I sip a glass of champagne, then slowly open a beautifully wrapped gift from my authentic self. And of course, it’s the perfect present.” – Sarah Ban Breathnach
I LOVED this part. Lighting the candles for each year I’ve been alive felt so special, and taking quiet moments alone to look at old photos, remember the past year, and feel grateful for my life was the most unique way I’ve ever celebrated my birthday.
The two other gifts I got myself were these books. Eat Pretty Every Day has an entry for every day of the year and is specific to the season, and it’s full of self-care ideas, healthy recipes, and mindset tips for shifting the way you view yourself. Heart Thoughts is a gorgeous book by one of my favorite authors, another book on shifting your mindset and releasing negative beliefs about the world and yourself. I’ve added both of these books into my morning self-care routine.
“Many people who love you will try, but no one can celebrate your birth day exactly the way you need for it to be observed. That’s because no one really knows the year you’ve just completed; no one else has lived it. What’s more, each year is different. Your thirty-second and forty-eighth birthday won’t begin to resemble each other. Your husband, lover, children, friends, and co-workers can be aware of recent events that have unfolded in your life, but only your authentic self knows how deeply these events reverberated.” – Sarah Ban Breathnach
The most magical thing that happened for me with this ritual is that it caused me to have no expectations on others for how my birthday should be celebrated, which in turn manifested an abundance of love pouring in from others. My husband took me out to dinner and it was horrible but I don’t remember a night that I’ve laughed so hard. The day was perfect, and nothing was able to ruin it.

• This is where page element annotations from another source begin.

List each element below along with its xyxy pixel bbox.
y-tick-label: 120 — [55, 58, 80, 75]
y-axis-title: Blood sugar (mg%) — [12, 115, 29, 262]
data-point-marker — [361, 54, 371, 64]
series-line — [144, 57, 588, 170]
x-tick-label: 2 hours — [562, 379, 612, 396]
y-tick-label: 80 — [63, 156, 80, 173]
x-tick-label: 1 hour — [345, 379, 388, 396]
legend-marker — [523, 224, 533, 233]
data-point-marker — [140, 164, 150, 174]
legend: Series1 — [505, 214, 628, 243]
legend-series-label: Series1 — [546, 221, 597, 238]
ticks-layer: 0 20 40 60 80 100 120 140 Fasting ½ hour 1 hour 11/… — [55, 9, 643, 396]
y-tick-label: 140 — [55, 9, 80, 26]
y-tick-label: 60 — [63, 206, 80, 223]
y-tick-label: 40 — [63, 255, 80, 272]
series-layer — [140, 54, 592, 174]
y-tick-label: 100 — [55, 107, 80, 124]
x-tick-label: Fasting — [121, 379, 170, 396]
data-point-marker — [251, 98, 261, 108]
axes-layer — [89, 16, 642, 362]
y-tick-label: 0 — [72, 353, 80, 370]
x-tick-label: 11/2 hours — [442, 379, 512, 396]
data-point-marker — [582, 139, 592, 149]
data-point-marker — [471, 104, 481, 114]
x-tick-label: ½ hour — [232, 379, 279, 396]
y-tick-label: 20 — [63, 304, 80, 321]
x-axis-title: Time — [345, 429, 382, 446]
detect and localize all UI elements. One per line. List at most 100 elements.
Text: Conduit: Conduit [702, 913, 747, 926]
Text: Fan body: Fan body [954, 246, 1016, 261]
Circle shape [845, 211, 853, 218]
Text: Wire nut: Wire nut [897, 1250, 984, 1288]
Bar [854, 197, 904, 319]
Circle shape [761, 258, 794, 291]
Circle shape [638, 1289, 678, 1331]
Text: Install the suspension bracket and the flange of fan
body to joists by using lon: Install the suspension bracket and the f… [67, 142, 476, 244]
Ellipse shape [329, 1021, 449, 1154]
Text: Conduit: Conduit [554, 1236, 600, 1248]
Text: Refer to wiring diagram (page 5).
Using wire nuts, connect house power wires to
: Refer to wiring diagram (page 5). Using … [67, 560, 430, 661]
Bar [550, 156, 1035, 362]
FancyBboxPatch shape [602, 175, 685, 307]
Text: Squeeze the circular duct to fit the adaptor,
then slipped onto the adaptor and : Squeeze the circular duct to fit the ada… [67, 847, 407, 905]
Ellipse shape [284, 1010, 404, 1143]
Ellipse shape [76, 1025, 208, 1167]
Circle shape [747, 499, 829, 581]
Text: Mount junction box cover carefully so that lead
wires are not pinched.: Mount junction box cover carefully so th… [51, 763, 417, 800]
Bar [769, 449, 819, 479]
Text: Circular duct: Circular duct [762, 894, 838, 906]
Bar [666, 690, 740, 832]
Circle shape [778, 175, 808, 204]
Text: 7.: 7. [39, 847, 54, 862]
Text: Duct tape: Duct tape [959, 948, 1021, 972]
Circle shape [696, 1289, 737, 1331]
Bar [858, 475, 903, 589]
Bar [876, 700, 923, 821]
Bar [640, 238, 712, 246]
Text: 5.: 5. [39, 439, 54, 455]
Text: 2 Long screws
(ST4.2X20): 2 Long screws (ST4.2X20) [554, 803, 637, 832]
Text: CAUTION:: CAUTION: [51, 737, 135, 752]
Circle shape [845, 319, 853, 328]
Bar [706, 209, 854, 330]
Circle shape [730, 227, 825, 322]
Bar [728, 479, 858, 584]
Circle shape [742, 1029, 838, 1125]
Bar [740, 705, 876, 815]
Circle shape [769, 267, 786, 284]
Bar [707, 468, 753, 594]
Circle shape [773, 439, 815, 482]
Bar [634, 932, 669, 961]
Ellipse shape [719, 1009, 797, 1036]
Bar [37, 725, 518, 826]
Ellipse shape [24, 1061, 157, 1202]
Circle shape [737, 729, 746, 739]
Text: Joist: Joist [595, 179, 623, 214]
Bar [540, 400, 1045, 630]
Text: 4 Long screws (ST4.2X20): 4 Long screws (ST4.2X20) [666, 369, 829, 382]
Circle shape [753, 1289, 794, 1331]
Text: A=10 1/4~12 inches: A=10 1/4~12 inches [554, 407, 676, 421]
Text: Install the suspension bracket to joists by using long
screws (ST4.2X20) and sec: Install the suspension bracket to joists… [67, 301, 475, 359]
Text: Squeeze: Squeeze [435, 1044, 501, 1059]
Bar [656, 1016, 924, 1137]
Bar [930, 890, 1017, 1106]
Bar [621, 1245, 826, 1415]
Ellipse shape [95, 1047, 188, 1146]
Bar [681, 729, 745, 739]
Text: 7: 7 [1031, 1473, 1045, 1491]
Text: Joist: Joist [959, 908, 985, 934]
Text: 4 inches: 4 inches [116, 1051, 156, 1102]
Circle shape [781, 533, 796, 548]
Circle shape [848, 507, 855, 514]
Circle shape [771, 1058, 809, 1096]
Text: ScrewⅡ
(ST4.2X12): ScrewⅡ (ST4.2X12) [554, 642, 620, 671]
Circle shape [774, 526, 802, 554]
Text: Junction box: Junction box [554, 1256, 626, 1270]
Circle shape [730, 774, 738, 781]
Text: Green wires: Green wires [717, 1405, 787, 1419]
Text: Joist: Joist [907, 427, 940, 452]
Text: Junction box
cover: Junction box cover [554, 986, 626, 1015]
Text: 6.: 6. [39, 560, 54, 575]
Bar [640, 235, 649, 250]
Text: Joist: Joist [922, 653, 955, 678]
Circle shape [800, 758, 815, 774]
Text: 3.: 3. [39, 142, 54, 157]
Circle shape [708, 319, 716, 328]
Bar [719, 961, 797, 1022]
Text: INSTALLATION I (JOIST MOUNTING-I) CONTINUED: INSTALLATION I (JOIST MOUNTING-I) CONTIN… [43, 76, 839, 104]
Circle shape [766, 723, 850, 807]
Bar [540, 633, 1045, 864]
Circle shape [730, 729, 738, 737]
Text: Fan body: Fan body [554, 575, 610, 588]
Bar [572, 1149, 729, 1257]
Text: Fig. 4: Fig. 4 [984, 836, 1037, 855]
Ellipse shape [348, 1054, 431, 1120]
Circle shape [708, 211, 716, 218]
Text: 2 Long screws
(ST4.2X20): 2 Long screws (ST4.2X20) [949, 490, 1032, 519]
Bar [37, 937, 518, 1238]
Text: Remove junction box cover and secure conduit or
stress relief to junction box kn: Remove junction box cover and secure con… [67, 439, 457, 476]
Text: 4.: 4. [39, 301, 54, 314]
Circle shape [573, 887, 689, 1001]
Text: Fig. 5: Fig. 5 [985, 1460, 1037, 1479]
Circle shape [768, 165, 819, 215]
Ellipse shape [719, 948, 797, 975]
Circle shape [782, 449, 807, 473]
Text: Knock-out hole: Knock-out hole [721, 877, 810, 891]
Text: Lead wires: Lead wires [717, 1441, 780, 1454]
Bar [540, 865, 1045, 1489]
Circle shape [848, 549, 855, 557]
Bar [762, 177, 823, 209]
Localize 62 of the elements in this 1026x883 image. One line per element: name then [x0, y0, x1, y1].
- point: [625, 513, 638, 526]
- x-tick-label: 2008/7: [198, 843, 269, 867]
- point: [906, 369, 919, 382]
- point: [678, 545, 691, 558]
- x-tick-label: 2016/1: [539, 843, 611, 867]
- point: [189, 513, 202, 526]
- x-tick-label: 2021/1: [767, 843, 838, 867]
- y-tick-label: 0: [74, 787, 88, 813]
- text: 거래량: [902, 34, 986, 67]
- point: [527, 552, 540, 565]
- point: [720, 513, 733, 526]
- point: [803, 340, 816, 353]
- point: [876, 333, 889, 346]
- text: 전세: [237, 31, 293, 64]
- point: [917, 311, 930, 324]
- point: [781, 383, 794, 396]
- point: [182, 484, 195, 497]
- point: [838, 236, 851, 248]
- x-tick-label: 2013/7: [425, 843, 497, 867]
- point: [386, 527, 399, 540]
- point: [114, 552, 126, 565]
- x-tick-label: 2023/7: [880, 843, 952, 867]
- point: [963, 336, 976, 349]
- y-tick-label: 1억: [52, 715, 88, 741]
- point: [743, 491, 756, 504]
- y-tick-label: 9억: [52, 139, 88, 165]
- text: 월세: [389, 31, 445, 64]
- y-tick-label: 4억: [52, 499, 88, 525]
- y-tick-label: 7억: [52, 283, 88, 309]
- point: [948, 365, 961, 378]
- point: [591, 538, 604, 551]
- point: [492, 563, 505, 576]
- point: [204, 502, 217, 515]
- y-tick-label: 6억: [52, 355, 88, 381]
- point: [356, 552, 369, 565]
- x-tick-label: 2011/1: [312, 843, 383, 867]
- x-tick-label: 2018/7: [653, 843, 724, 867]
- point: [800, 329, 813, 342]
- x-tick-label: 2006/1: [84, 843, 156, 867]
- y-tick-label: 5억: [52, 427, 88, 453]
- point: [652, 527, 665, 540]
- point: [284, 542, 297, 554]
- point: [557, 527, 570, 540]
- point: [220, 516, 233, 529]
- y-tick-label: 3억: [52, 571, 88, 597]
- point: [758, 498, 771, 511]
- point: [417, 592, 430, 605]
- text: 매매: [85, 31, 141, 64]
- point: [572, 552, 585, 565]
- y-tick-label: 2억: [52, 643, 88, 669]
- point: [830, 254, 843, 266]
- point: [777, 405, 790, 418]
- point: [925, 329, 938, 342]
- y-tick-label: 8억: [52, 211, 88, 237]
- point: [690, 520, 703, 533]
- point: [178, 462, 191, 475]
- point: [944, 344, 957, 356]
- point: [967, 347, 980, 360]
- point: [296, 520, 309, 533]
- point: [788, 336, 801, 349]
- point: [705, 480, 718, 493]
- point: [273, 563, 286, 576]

Every year that I get older I become more of my own best friend and give myself the things that for so long I thought I needed to get from others. When we relieve others from needing to be the source of our happiness, the ironic thing is that so much more love and acts of kindness flow in from others. And the more love we give to ourselves, the deeper our sense of worth becomes so we’re able to allow others to love us instead of pushing it away because we don’t feel worthy. It’s a beautiful chain effect!
I created this checklist for my own reference when I followed Sarah’s birthday ritual. If you’d like this download, it’s available to my subscribers. Sign up for my newsletter and you will receive it in the welcome email.
How do you celebrate your birthday? I hope that whatever you do this year on your birthday, you make time to celebrate yourself and give yourself the best birthday you’ve ever had.